This article outlines some of the key concepts around what is required for a file to be formatted easily.
It will also outline the characteristics of files that cannot be formatted easily (in which case we recommend getting a better source file to work with).
Requirements for a File to be Formattable
Sometimes the best file a client can export is not in a MindBridge-ingestible format and it is difficult to format the file yourself.
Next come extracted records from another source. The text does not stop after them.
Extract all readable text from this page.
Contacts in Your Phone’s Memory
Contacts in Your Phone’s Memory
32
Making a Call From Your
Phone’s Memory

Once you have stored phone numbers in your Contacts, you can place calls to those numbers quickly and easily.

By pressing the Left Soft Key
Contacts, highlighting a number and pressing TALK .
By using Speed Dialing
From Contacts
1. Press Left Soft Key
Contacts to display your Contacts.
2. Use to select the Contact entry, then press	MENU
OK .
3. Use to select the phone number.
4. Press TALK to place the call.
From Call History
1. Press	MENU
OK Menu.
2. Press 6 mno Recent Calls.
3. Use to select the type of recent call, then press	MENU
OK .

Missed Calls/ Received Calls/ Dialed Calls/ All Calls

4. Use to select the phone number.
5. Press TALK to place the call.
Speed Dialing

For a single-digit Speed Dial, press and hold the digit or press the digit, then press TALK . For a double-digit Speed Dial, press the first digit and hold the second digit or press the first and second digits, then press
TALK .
Our data team is available to help format many complicated files, but only if there is some way to systematically identify each of the required fields.
Each required field must satisfy some of the following:
- Follows a pattern - For example: The account number and account description are in the same column, but they are separated by a consistent delimiter, or account numbers are all alphanumeric without spaces, or all account numbers are a specific length.
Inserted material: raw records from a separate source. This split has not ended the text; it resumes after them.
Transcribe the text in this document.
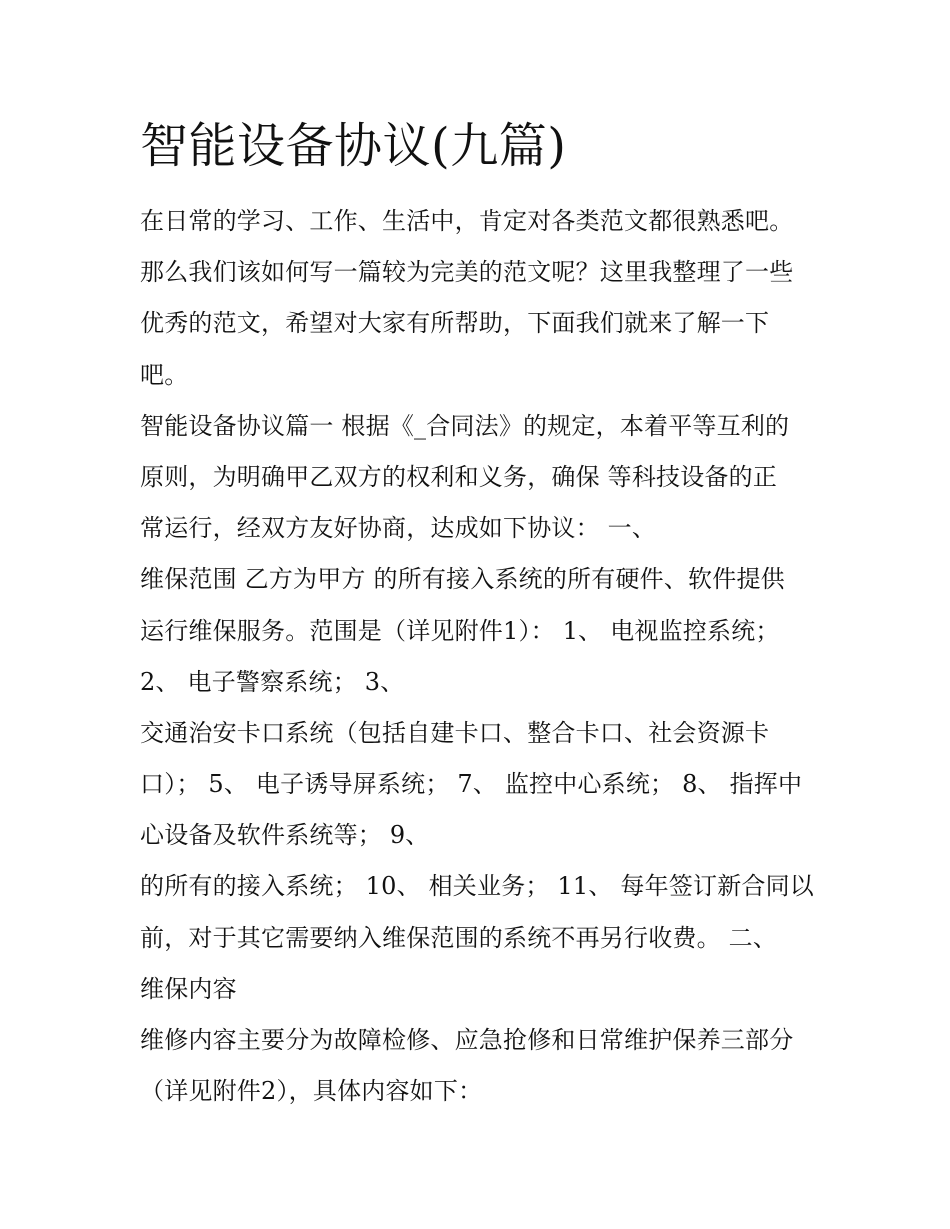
智能设备协议(九篇)
在日常的学习、工作、生活中，肯定对各类范文都很熟悉吧。
那么我们该如何写一篇较为完美的范文呢？这里我整理了一些
优秀的范文，希望对大家有所帮助，下面我们就来了解一下
吧。
智能设备协议篇一 根据《_合同法》的规定，本着平等互利的
原则，为明确甲乙双方的权利和义务，确保 等科技设备的正
常运行，经双方友好协商，达成如下协议： 一、
维保范围 乙方为甲方 的所有接入系统的所有硬件、软件提供
运行维保服务。范围是（详见附件1）： 1、 电视监控系统；
2、 电子警察系统； 3、
交通治安卡口系统（包括自建卡口、整合卡口、社会资源卡
口）； 5、 电子诱导屏系统； 7、 监控中心系统； 8、 指挥中
心设备及软件系统等； 9、
的所有的接入系统； 10、 相关业务； 11、 每年签订新合同以
前，对于其它需要纳入维保范围的系统不再另行收费。 二、
维保内容
维修内容主要分为故障检修、应急抢修和日常维护保养三部分
（详见附件2），具体内容如下：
- Is in a single column - This is the ideal format and will be the eventual result.
- If not in a single column, then be in one of a small number of columns - This case is manageable if, for example, debits are in columns F or G, and no other fields are in columns F or G, or debits can be in F or G, and so can a memo, but a debit always entirely numeric while a memo always has non-numeric characters. However, it is usually time-consuming to format this case because it takes time to figure out the pattern and then write code to spot and deal with this pattern, especially in big files where the pattern might change very far down.
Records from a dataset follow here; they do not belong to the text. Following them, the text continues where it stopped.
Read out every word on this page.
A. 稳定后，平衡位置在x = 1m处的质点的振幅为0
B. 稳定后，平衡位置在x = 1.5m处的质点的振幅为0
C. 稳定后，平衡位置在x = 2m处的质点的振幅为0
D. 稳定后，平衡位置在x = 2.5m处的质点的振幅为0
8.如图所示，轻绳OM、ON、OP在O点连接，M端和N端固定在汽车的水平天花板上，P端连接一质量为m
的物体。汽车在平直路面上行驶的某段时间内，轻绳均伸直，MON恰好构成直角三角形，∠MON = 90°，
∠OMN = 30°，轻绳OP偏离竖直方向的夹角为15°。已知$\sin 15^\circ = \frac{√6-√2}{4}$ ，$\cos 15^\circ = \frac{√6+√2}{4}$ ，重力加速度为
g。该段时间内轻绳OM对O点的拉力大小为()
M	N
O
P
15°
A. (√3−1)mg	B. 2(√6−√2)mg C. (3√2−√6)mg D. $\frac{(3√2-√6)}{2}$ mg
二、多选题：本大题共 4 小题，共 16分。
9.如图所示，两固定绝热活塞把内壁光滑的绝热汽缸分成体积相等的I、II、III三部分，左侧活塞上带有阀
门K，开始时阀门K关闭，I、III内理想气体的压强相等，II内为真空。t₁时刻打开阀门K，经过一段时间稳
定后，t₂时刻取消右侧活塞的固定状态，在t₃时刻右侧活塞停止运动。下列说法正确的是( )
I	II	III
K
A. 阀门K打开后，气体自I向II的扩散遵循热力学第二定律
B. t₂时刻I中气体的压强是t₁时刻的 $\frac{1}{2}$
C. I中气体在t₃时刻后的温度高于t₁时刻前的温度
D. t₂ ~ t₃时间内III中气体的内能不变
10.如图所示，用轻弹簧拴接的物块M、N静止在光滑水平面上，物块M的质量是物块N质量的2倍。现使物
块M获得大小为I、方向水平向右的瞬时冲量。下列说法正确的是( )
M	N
- Contain accurate data - If the amounts are incorrect, certain digits missing, or if there are missing sections then the file will likely be unusable.
In other words, columns must be well defined if not lining up, and the data must be correct.
Also see the Data Requirements page for more details on the criteria that a formatted file must fulfill. If there is no way to transform the file to satisfy these requirements, the file is not formattable.
Characteristics of Unformattable Files
- PDF or image format files - Files that end up in such unusable formats were often initial exports to PDF or image or any format that is not meant for data analysis, then converted to Excel or text. This is why we do not support PDF or image format files, even if you run them through a PDF/image converter.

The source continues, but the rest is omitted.